Джулиан рассказал Флоре о том, что Марго ушла из «Кедра», и, хотя Флора пыталась что-то ощутить, у нее не получилось. Она не знала, что чувствовать по поводу Марго. Предательство – да. Злость – конечно. Все то же, что чувствовала к Джулиану. Пытаясь разобраться в месиве чувств по поводу Марго и придумать, что хотела бы ей сказать, Флора только больше запутывалась, и в голове у нее делалось расплывчато и пусто. Рецепта не было.
Она вылезла из постели, гадая, что Джулиан приготовил на завтрак. Он превратился в какую-то слишком внимательную няньку. Приносил Флоре кофе в постель, взбивал подушки, суетился по поводу любых ее потребностей, настроений и желаний. Это то впечатляло, то раздражало. Сегодня была последняя пятница июля; вскоре все начнут съезжаться на репетиции.
Натянув легинсы и футболку Джульярда, которая, должно быть, пролежала в чулане больше десяти лет, Флора приступила к новому утреннему ритуалу: разобраться, что она чувствует. Как она сегодня? Шоком последних недель – вернее, одним из шоков в серии потрясений – стало то, насколько она могла отстраниться от своей сердечной боли. Злость можно было держать поближе. Злость приносила удовлетворение, побуждала к действию. У Флоры появился новый набор жестов, которые приходили ей в голову, как ремарки в пьесе. Она хлопала дверьми, швыряла предметы и топала ногами. Как-то вечером она допрашивала Джулиана, а он извинялся – да так, что становилось только хуже («Я ее никуда не водил, – взмолился он. – Мы нигде не бывали». «Мне должно от этого полегчать? – спросила Флора. – Я начинаю принимать ее сторону»), она увидела, что у нее в руке бокал красного вина и подумала: «Флора выплескивает вино на рубашку Джулиана». И выплеснула.
На комоде зажужжал ее телефон. Флора не обратила на него внимания, села в качалку, посмотрела в окно. После того, как нашлось кольцо, и всего, что за этим последовало, Флора поначалу сказала Джулиану, что ему придется ехать в Стоунем одному.
– Но что я скажу Руби? – спросил он.
– Уверена, что-нибудь придумаешь, – ответила она. – Уверена, твоя безграничная способность сочинять всякое дерьмо придется кстати.
Но как бы надменно она ни держалась в разговоре, она тоже не знала, как быть с Руби. Она не знала, как быть с самой собой. Ее бросало из печали в ярость, казалось, она была не способна найти середину, только метаться между двумя крайностями.
– Нам нужно уехать. Это пойдет всем на пользу, – настаивал Джулиан. Он был по-прежнему очарователен, ее муж. По-прежнему убедителен. – Поехали со мной, Флора. Пожалуйста.

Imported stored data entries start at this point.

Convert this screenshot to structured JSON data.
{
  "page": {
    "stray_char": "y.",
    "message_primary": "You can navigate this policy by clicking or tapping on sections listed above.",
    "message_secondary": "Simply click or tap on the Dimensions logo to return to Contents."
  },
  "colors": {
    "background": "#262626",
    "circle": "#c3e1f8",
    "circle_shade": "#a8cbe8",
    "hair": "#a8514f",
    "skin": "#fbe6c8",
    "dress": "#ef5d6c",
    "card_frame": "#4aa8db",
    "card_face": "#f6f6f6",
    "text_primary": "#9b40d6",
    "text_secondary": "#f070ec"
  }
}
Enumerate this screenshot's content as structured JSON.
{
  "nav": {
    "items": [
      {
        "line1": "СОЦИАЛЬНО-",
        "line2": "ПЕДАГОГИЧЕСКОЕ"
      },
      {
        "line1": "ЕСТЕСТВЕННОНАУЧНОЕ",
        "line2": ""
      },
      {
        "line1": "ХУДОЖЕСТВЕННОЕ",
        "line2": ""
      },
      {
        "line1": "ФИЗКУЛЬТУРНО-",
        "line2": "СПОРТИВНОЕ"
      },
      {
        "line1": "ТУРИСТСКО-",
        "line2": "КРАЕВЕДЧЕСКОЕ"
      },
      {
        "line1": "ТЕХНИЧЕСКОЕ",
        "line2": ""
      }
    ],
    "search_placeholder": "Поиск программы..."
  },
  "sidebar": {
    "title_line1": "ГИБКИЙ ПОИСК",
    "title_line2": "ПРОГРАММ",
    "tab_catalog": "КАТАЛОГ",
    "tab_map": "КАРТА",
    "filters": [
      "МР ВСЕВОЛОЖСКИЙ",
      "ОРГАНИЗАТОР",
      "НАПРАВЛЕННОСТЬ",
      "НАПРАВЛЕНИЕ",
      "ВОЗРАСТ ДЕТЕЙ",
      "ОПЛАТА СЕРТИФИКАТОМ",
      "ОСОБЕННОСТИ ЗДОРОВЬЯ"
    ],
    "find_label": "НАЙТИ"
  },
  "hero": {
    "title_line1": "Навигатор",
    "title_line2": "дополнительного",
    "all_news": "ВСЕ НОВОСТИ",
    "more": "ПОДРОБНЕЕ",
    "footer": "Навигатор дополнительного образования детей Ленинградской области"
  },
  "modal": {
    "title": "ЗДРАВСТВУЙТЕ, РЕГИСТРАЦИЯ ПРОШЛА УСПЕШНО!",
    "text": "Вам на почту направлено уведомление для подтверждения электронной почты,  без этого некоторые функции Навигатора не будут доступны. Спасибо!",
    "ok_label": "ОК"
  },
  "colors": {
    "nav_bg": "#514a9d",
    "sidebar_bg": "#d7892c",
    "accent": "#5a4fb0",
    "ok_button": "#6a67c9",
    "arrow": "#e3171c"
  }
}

Она согласилась. Согласилась попробовать. Быть милой она не соглашалась, остаться в Стоунеме до спектакля – тоже, притворяться перед труппой, что все нормально, тем более.
– Я не знаю, насколько останусь, – сказала она Джулиану.
– Переживу. Хоть что-то для начала.
Телефон на комоде продолжал жужжать. Кто-то звонил и звонил. Флора взяла телефон и просмотрела список пропущенных. Четыре от Марго. Она и голосовое сообщение оставила. Флора не хотела его слушать, но не может же она вечно игнорировать Марго. Или может?
– Единственный выход – впереди, – беззаботно говорила она раньше тем, кто переживал нелегкие времена.
Что за жуткий совет! Флора не хотела идти вперед – она хотела повернуть обратно, оказаться в тот день в гараже и закончить сцену, не найдя кольца.
Она нажала воспроизведение.
«Флора, это я. Привет. Я, э, знаю, что ты не хочешь меня слушать, но, пожалуйста, не вешай трубку. Не отключайся. Что угодно. Я скучаю по тебе, и мне так плохо… – Марго замолчала, и Флора почувствовала, как у нее сжимается горло, как подступают слезы, как печаль, которую она так тщательно подавляла, разрастается, и кажется, будто ты в лодке, кренящейся на борт. Она услышала, как Марго судорожно вдохнула. – Я еду на работу. Сегодня у меня последний съемочный день, Флора. Большая сцена смерти. Хотела бы я, чтобы ты была здесь. Может, тебе бы разрешили отключить оборудование. Ха-ха. Меня только что накрыло тем, как немыслимо, что тебя и Джулиана сегодня не будет в студии, что вы не будете смотреть. Я раздавлена, и…»
Флора нажала на «стоп» и удалила сообщение. Речь шла не о Флоре, а о Марго, которой хотелось, чтобы у нее все оставалось по-прежнему, о ее большом финале.
Да пошла она.
Тсуги, которые они посадили тем летом, выросли выше второго этажа. Гирлянда, которой они с Руби украсили дерево, была на месте, и Бен повесил новые, на нижние ветки. В окно Флора видела Бена – он стоял вдалеке, на веранде большого дома, осматривая свои владения. С ним кто-то был – подружка дня. Бен встречался с чередой пугающе квалифицированных женщин, подтянутых и красивых, без единой творческой косточки в тренированных телах. Еще Флора видела его дочь, Тесс, копавшуюся в гортензиях, буйно цветших по краю веранды. Наверное, проводит лето у Бена. Руби будет рада, что Тесс здесь; ей нравилось играть старшую сестру.
Руби. Как быть с Руби?
– Тебе здесь хоть нравится, мам? – как-то спросила Руби в один из последних приездов в Стоунем. Ей было лет двенадцать или тринадцать. Флора взвесила несколько ответов.
– А что? – сказала она в конце концов.
– Мне кажется, здесь больше не прикольно.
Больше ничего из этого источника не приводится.